En revanche, les deux sopranos Anne Magouët et Céline Boucard s’en donnent à coeur joie tant dans les ensembles que dans les pièces solistes comme Das blut Jesu Christi qu’elles chantent avec la basse Jean Claude Saragosse ou le duo O lieber Herre Gott qui, l’un comme l’autre résonnent sous les voûtes du réfectoire avec une simplicité qui incite à la méditation. Les Sept paroles du Christ sur la croix, qui est le coeur du concert du Vendredi Saint est un court oratorio ou le « rôle » de l’évangéliste passe d’une voix à l’autre sans interruption. Jean-Claude Saragosse, que nous avions déjà salué l’été dernier chante avec talent le deuxième larron et Jésus, passant de l’un à l’autre avec aisance. Très à son aise dans le répertoire baroque, la basse française a une diction claire et une voix limpide qui rend chaque note, chaque sentiment chaque interrogation avec une précision remarquable.

Pour permettre aux chanteurs de se reposer, les musiciens jouent deux extraits de Paduana, oeuvre composée en 1616 par Michael Praetorius (1571-1621). Né dans la province de Thuringe, Praetorius qui est contemporain d’Heinrich Schütz, qu’il a rencontré et guidé lorsque le jeune saxon a commencé à composer, a lui aussi laissé un corpus important aussi bien vocal qu’instrumental. Les deux passages de Paduana permettent aux musiciens de se mettre avantageusement en valeur jouant avec simplicité, une musique, qui à l’image de celle de Schütz, incite le public à une nécessaire introspection en période de semaine sainte.

Directeur musical de l’ensemble Jacques Moderne depuis vingt ans, Joël Suhubiette dirige la soirée avec justesse et intelligence. Le chef toulousain, qui a travaillé dès ses débuts avec William Christie et Philippe Herreweghe, donne une version épurée, claire, vivante, très forte des trois oeuvres de Schütz dont le point d’orgue reste Les sept paroles du Christ en croix dont la lecture est fluide et sans fioritures.

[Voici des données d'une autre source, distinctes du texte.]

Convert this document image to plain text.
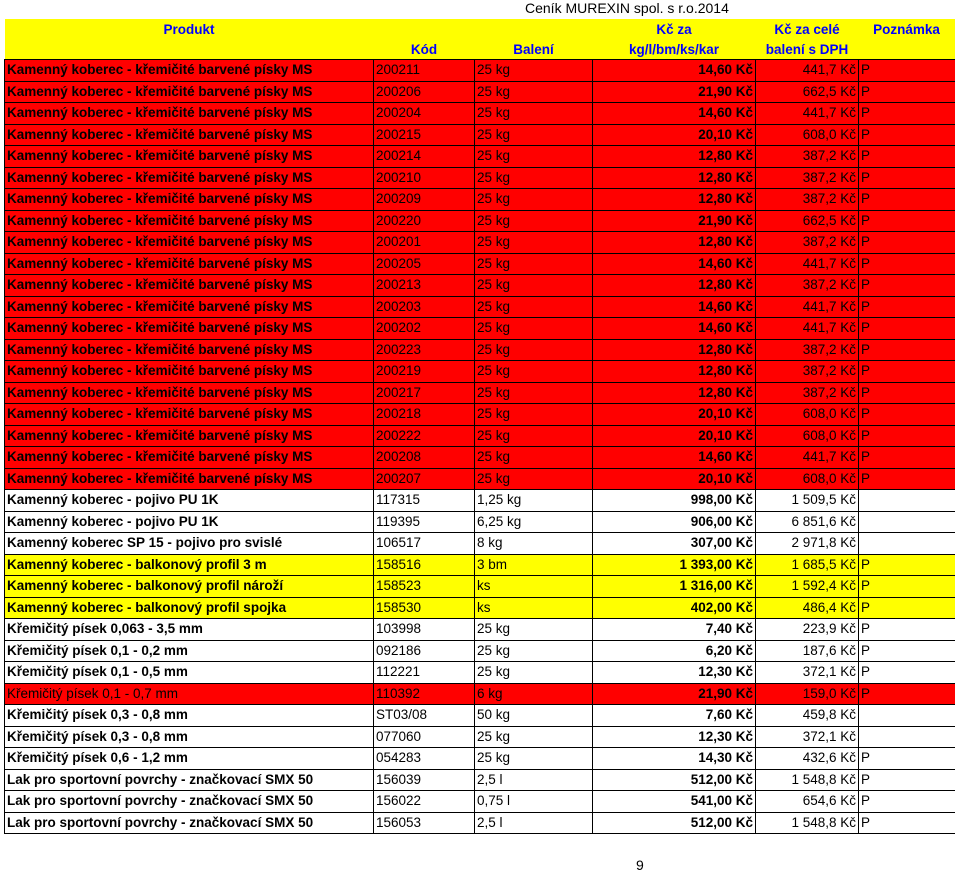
Ceník MUREXIN spol. s r.o.2014
Produkt			Kč za	Kč za celé	Poznámka
	Kód	Balení	kg/l/bm/ks/kar	balení s DPH	
Kamenný koberec - křemičité barvené písky MS	200211	25 kg	14,60 Kč	441,7 Kč	P
Kamenný koberec - křemičité barvené písky MS	200206	25 kg	21,90 Kč	662,5 Kč	P
Kamenný koberec - křemičité barvené písky MS	200204	25 kg	14,60 Kč	441,7 Kč	P
Kamenný koberec - křemičité barvené písky MS	200215	25 kg	20,10 Kč	608,0 Kč	P
Kamenný koberec - křemičité barvené písky MS	200214	25 kg	12,80 Kč	387,2 Kč	P
Kamenný koberec - křemičité barvené písky MS	200210	25 kg	12,80 Kč	387,2 Kč	P
Kamenný koberec - křemičité barvené písky MS	200209	25 kg	12,80 Kč	387,2 Kč	P
Kamenný koberec - křemičité barvené písky MS	200220	25 kg	21,90 Kč	662,5 Kč	P
Kamenný koberec - křemičité barvené písky MS	200201	25 kg	12,80 Kč	387,2 Kč	P
Kamenný koberec - křemičité barvené písky MS	200205	25 kg	14,60 Kč	441,7 Kč	P
Kamenný koberec - křemičité barvené písky MS	200213	25 kg	12,80 Kč	387,2 Kč	P
Kamenný koberec - křemičité barvené písky MS	200203	25 kg	14,60 Kč	441,7 Kč	P
Kamenný koberec - křemičité barvené písky MS	200202	25 kg	14,60 Kč	441,7 Kč	P
Kamenný koberec - křemičité barvené písky MS	200223	25 kg	12,80 Kč	387,2 Kč	P
Kamenný koberec - křemičité barvené písky MS	200219	25 kg	12,80 Kč	387,2 Kč	P
Kamenný koberec - křemičité barvené písky MS	200217	25 kg	12,80 Kč	387,2 Kč	P
Kamenný koberec - křemičité barvené písky MS	200218	25 kg	20,10 Kč	608,0 Kč	P
Kamenný koberec - křemičité barvené písky MS	200222	25 kg	20,10 Kč	608,0 Kč	P
Kamenný koberec - křemičité barvené písky MS	200208	25 kg	14,60 Kč	441,7 Kč	P
Kamenný koberec - křemičité barvené písky MS	200207	25 kg	20,10 Kč	608,0 Kč	P
Kamenný koberec - pojivo PU 1K	117315	1,25 kg	998,00 Kč	1 509,5 Kč	
Kamenný koberec - pojivo PU 1K	119395	6,25 kg	906,00 Kč	6 851,6 Kč	
Kamenný koberec SP 15 - pojivo pro svislé	106517	8 kg	307,00 Kč	2 971,8 Kč	
Kamenný koberec - balkonový profil 3 m	158516	3 bm	1 393,00 Kč	1 685,5 Kč	P
Kamenný koberec - balkonový profil nároží	158523	ks	1 316,00 Kč	1 592,4 Kč	P
Kamenný koberec - balkonový profil spojka	158530	ks	402,00 Kč	486,4 Kč	P
Křemičitý písek 0,063 - 3,5 mm	103998	25 kg	7,40 Kč	223,9 Kč	P
Křemičitý písek 0,1 - 0,2 mm	092186	25 kg	6,20 Kč	187,6 Kč	P
Křemičitý písek 0,1 - 0,5 mm	112221	25 kg	12,30 Kč	372,1 Kč	P
Křemičitý písek 0,1 - 0,7 mm	110392	6 kg	21,90 Kč	159,0 Kč	P
Křemičitý písek 0,3 - 0,8 mm	ST03/08	50 kg	7,60 Kč	459,8 Kč	
Křemičitý písek 0,3 - 0,8 mm	077060	25 kg	12,30 Kč	372,1 Kč	
Křemičitý písek 0,6 - 1,2 mm	054283	25 kg	14,30 Kč	432,6 Kč	P
Lak pro sportovní povrchy - značkovací SMX 50	156039	2,5 l	512,00 Kč	1 548,8 Kč	P
Lak pro sportovní povrchy - značkovací SMX 50	156022	0,75 l	541,00 Kč	654,6 Kč	P
Lak pro sportovní povrchy - značkovací SMX 50	156053	2,5 l	512,00 Kč	1 548,8 Kč	P
9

Malgré quelques imperfections, l’ensemble Jacques Moderne livre une belle version des oeuvres d’Heinrich Schütz. Le pari est d’autant plus réussi qu’elles ont été composées sur un texte en allemand et non en latin. L’ensemble de pays et de principautés sont alors majoritairement de confession protestante, il faut se démarquer de l’église catholique romaine alors très contestée et en pleine tourmente (la Contre- Réforme bat son plein en une époque musicalement intense mais politiquement troublée).

Abbaye Royale de Fontevraud. Réfectoire, le 29 mars 2013. Heinrich Schütz (1585-1672) : Les sept paroles du Christ en croix (SW 418); Geistliche Chormusik : Die Himmel erzälhlen die Ehregottes,O liber Herre Gott, Ich bin eine rufende Stimme, Unser Wandel ist im Himmel, Selig sin die Toten, Das ist gewisslich wahr, Was mein Gott wil, das g’scheh allzeit; Kleine Geistliche Konzert : Das Blut Jesu Christi, O lieber Herre Gott, O hilf Christe, Gottes sohn. Michael Praetorius (1571-1621) : Paduana – Newz Liebliche Paduanen und Gailliarden Stimmen. Anne Magouët, soprano; Céline Boucard, soprano; Gunther Vandeven, alto; Olivier Coiffet, ténor; Marc Manodritta, ténor; Jean Claude Saragosse, basse. Ensemble Jacques Moderne; Joël Suhubiette, direction.